Here’s what Kostelic and Stinchcomb had to say about the privacy measures and how publishers are evolving:
Data and targeting affects pricing
Both executives say that they see a difference in the value of ads, depending on whether a reader comes to sites through Apple or Google browsers. Visitors through Apple browser, where cookie tracking is more limited, lead to cheaper ads.
“Obviously, the more that you understand who somebody is and what actions they're taking and an ability to retarget them,” Kostelic says, “the higher the price point that they're willing to pay from a supply standpoint. And without that information the less they're willing to pay.”
The publishers are able to see the relative value of a Google browser versus an Apple one when the ads are being served in open ad auctions. Not all of the inventory is sold that way, because premium publishers often have direct relationships with the advertisers to set prices, rather than send the ad space to the real-time programmatic auctions. But when they do, “We are seeing significantly lower eCPMs [effective cost per thousand ads],” Stinchcomb says. “So, I think that's a sort of early look at sort of diminished value of inventory when you start to take out certain targeting capabilities.”
Contextual advertising advances
Publishers are moving more toward contextual advertising, which is the way ads used to be served online—targeted to the content on the website and not to the individual visitor. However, contextual advertising is becoming more advanced.
“You're seeing a lot of publishers, I think smartly sort of beef up their contextual targeting capabilities. You know, we certainly are doing that,” Stinchcomb says. “I think contextual targeting, which I guess is kind of where the web started, is going to come somewhat back into vogue and be part of the mix of solutions.”
Kostelic says that the move to contextual advertising needs to include higher prices, too. The publishers should charge a premium for providing contextual data that helps advertisers understand the quality of the ad inventory. “I think publishers will start to bring more contextual data into the programmatic offering,” Kostelic says.
Apple News ad limits
Condé Nast and The Wall Street Journal are used to working with the platforms to share their publications to users on properties like Apple News and Facebook News. Apple News tests the limits of advertising to an app that his strict privacy controls.

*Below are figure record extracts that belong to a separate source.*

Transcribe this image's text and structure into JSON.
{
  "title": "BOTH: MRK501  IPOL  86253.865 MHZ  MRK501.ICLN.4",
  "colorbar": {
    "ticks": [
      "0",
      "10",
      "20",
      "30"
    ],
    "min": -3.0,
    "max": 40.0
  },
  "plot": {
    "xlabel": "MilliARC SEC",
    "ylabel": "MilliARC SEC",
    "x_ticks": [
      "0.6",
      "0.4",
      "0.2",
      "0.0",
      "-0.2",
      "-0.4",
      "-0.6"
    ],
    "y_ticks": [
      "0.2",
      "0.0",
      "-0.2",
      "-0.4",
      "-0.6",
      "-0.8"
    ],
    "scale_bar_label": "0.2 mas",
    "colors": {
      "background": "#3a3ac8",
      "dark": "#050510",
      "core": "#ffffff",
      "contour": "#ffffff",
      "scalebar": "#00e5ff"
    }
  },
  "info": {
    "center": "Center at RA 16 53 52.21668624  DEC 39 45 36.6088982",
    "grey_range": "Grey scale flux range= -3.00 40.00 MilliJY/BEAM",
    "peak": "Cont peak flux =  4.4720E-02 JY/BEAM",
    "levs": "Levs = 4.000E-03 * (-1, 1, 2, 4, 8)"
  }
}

Stinchcomb says the lack of data is a hindrance to publishers generating revenue on Apple News. “There's not a lot of demand there,” Stinchcomb says. “There's not a lot of value being created because they're so limiting in what you can do with data.”
Ready for privacy laws
The publishers are also preparing for the California Consumer Privacy Act, coming next year. The law is similar to the General Data Protection Regulation from the EU, which internet users might recognize from all the notices they see while visiting websites. The EU regulation prompted all websites to start displaying their cookie policies.
Stinchcomb and Kostelic say that the California rules could make it even harder to get people to consent to cookies, because the wording publishers have to use is stronger than what people see in Europe.
Instead of simply asking “are you OK with cookies,” the California law appears to require a notice about selling that data.
“I mean, CCPA [California privacy act] right now, there's going to be a giant ‘do not sell my data,’” Stinchcomb says. “Like that type of messaging, I think it's probably going to elicit a much stronger response than what we see in GDPR.”